IRDataset
- class lightning_ir.data.dataset.IRDataset(dataset: str)[source]
Bases:
object- __init__(dataset: str) None[source]
Initializes a new IRDataset.
- Parameters:
dataset (str) – Dataset name.
Methods
__init__(dataset)Initializes a new IRDataset.
prepare_constituent(constituent)Downloads the constituent of the dataset using ir_datasets if needed.
Attributes
Map of dataset names with dashes to dataset names with slashes.
Dataset id with dashes instead of slashes for the documents dataset.
Dataset name.
Dataset id.
Documents in the dataset.
ID of the dataset containing the documents.
Instance of ir_datasets.Dataset.
Qrels in the dataset.
Queries in the dataset.
- property DASHED_DATASET_MAP: Dict[str, str]
Map of dataset names with dashes to dataset names with slashes.
- Returns:
Dataset map.
- Return type:
Dict[str, str]
- property dashed_docs_dataset_id: str
Dataset id with dashes instead of slashes for the documents dataset.
- Returns:
Document dataset id with dashes.
- Return type:
str
- property docs: Docstore | Dict[str, GenericDoc]
Documents in the dataset.
- Returns:
Documents.
- Return type:
ir_datasets.indices.Docstore | Dict[str, GenericDoc]
- Raises:
ValueError – If no documents are found in the dataset.

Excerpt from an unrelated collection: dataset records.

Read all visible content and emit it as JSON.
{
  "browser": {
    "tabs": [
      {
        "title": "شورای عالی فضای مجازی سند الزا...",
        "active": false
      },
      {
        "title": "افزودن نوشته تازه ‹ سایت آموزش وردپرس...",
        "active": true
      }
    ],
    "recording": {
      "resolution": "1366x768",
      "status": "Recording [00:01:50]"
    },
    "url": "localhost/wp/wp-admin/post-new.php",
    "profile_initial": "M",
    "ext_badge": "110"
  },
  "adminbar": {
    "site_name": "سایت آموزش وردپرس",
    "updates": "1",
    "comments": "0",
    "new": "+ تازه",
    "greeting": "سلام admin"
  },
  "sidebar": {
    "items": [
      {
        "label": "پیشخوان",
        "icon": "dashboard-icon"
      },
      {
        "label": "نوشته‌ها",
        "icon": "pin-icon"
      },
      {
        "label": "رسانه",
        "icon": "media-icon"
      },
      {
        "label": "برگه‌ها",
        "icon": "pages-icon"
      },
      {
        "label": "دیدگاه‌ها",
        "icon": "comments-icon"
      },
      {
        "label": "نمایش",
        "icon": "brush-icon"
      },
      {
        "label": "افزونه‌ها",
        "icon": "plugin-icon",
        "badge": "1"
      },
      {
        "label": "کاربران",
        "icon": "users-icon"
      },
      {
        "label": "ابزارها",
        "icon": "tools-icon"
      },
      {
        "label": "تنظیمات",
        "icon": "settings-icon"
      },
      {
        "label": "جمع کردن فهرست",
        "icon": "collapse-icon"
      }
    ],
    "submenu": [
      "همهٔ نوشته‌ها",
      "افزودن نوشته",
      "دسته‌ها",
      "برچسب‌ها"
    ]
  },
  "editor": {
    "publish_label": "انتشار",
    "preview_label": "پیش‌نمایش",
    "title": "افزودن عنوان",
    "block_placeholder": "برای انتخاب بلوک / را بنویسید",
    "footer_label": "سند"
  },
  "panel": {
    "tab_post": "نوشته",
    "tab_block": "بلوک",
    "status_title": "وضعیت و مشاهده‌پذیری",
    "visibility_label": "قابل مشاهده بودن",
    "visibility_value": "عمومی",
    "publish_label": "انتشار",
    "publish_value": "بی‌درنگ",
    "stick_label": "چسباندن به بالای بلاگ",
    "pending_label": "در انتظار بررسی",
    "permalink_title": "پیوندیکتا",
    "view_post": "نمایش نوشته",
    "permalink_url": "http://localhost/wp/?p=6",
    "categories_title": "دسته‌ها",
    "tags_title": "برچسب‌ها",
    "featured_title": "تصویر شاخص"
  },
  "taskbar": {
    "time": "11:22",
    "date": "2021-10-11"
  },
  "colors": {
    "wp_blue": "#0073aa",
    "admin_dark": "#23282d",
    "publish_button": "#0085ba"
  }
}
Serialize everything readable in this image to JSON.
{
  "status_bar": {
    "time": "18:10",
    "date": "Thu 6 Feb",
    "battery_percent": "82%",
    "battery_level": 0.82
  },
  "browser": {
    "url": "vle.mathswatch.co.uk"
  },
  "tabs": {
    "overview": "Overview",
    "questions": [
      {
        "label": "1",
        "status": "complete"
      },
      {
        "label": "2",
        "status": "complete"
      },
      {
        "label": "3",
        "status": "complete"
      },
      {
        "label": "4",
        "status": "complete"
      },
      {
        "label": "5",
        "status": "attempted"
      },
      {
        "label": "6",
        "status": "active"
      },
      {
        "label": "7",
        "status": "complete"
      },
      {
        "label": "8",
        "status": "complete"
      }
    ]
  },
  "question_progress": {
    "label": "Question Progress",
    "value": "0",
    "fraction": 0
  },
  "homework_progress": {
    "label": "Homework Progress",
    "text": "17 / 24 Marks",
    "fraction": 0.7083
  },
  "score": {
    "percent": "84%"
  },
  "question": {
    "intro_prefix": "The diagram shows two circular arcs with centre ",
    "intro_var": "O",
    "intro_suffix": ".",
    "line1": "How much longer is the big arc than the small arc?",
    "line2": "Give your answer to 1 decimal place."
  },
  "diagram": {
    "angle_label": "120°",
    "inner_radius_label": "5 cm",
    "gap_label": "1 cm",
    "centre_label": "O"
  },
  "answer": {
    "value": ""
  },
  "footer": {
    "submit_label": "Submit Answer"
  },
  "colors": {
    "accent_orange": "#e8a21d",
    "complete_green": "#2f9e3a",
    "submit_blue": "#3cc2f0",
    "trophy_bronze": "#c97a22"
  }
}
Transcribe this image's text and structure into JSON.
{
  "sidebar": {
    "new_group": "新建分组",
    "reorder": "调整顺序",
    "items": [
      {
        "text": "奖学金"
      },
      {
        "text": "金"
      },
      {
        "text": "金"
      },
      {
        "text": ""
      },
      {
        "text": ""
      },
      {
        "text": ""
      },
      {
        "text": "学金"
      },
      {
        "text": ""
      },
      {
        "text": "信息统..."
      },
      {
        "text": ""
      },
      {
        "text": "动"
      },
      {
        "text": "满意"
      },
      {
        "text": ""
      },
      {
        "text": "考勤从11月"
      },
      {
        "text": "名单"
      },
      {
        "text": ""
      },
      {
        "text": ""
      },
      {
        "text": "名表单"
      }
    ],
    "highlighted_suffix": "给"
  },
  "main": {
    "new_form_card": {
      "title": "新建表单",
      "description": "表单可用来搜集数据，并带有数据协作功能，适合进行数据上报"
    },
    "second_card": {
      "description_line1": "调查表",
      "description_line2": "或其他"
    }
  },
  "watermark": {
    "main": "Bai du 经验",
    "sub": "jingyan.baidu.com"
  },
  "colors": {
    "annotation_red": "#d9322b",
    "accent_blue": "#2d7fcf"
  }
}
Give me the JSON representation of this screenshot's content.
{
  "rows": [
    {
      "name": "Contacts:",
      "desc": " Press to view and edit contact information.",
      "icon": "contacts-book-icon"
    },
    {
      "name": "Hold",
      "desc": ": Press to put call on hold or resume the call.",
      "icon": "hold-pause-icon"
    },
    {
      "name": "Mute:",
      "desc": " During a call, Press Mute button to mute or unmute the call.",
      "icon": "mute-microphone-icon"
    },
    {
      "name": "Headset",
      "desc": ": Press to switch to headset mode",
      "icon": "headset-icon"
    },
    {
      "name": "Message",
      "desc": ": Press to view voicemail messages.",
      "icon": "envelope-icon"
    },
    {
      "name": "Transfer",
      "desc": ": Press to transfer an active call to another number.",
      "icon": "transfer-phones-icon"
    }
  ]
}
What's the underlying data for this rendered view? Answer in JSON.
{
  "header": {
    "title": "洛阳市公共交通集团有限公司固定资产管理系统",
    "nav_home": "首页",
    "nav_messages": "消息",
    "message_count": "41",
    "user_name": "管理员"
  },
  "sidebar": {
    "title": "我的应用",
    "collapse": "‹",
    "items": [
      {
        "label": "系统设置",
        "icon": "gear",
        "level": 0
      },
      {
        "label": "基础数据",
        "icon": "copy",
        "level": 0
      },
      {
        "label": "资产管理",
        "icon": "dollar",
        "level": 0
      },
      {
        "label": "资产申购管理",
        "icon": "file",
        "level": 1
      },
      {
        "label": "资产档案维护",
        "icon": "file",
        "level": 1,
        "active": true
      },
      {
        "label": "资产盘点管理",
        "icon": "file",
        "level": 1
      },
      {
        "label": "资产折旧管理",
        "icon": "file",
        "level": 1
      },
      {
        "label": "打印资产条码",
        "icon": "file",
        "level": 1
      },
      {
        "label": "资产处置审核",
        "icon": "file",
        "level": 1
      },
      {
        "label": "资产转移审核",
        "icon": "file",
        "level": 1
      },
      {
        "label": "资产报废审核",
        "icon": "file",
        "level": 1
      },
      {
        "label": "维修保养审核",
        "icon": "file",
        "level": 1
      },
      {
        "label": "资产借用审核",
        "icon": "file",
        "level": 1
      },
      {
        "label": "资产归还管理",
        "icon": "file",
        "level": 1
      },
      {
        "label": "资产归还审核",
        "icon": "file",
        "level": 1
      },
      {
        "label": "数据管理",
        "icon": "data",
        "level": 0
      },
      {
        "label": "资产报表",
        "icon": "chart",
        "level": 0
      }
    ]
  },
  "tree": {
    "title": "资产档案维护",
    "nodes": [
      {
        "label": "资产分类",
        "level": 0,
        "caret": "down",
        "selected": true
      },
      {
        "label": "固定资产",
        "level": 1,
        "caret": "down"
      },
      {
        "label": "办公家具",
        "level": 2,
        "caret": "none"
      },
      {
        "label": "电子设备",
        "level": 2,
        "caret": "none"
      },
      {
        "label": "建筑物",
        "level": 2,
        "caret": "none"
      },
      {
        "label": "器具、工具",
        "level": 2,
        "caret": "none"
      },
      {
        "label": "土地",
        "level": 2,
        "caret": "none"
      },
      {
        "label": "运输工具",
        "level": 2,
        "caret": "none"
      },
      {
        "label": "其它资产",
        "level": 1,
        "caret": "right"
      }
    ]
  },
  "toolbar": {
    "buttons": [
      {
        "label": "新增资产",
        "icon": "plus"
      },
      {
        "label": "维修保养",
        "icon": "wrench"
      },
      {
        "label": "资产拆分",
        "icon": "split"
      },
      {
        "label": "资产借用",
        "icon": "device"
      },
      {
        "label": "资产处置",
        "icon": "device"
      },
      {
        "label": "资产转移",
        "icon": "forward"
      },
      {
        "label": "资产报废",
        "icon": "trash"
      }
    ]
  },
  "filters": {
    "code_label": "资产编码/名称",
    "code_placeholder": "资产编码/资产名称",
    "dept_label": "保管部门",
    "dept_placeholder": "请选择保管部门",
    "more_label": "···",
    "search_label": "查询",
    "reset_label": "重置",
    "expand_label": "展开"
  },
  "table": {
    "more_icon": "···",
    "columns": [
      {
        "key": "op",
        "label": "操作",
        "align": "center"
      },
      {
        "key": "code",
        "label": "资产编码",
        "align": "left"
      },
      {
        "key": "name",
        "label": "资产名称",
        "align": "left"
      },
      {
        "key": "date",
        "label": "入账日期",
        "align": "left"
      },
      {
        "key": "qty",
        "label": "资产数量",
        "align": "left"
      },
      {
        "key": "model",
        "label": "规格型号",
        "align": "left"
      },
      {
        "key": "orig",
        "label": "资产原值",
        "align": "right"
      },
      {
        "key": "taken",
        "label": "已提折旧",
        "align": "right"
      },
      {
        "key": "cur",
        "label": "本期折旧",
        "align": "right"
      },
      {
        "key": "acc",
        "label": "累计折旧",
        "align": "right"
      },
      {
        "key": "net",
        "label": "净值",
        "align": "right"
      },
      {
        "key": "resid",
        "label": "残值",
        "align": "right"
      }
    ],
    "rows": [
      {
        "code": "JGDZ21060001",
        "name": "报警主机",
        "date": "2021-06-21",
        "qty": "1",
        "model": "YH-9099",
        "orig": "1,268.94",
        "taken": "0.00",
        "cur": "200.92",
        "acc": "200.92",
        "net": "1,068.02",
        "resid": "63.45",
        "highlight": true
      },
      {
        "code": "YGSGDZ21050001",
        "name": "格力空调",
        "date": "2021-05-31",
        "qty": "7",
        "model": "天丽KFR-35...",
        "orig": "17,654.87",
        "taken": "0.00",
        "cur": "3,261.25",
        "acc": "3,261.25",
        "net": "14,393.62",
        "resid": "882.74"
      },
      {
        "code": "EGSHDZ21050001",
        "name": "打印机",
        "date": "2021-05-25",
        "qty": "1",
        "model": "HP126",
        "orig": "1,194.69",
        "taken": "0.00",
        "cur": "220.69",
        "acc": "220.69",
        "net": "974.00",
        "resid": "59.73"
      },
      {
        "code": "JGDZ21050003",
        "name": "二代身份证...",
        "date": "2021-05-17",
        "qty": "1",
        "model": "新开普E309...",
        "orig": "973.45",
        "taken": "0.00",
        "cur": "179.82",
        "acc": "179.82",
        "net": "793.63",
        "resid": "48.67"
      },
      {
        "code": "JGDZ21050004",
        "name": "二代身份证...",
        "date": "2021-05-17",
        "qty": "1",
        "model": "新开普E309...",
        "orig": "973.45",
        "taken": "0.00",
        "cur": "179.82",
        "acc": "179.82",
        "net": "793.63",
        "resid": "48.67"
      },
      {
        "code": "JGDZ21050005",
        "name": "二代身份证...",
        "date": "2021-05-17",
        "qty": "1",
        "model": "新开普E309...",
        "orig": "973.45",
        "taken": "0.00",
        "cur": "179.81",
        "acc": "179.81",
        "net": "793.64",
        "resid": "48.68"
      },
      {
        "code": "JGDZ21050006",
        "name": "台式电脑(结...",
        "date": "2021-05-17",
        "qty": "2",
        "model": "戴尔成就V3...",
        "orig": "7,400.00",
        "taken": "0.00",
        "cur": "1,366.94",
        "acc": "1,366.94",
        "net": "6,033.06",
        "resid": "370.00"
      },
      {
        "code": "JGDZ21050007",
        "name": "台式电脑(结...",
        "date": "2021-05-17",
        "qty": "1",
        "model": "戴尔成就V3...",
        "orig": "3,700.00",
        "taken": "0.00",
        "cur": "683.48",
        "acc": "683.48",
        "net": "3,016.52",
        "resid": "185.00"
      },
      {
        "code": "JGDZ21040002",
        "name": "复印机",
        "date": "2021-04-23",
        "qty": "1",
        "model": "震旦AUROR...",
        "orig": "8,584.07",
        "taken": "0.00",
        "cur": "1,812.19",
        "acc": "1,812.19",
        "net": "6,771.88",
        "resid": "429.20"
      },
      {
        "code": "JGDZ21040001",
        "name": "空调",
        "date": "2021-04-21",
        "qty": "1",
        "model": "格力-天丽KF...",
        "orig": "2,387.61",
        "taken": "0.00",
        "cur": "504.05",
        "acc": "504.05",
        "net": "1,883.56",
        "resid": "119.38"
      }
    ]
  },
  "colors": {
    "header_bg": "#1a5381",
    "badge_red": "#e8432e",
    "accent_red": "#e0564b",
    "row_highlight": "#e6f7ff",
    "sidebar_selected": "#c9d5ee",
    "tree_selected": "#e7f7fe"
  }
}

- property docs_dataset_id: str
ID of the dataset containing the documents.
- Returns:
Document dataset id.
- Return type:
str
- property ir_dataset: Dataset | None
Instance of ir_datasets.Dataset.
- Returns:
Instance of ir_datasets.Dataset or None if the dataset is not found.
- Return type:
ir_datasets.Dataset | None
- prepare_constituent(constituent: 'qrels' | 'queries' | 'docs' | 'scoreddocs' | 'docpairs') None[source]
Downloads the constituent of the dataset using ir_datasets if needed.
- Parameters:
constituent (Literal["qrels", "queries", "docs", "scoreddocs", "docpairs"]) – Constituent to download.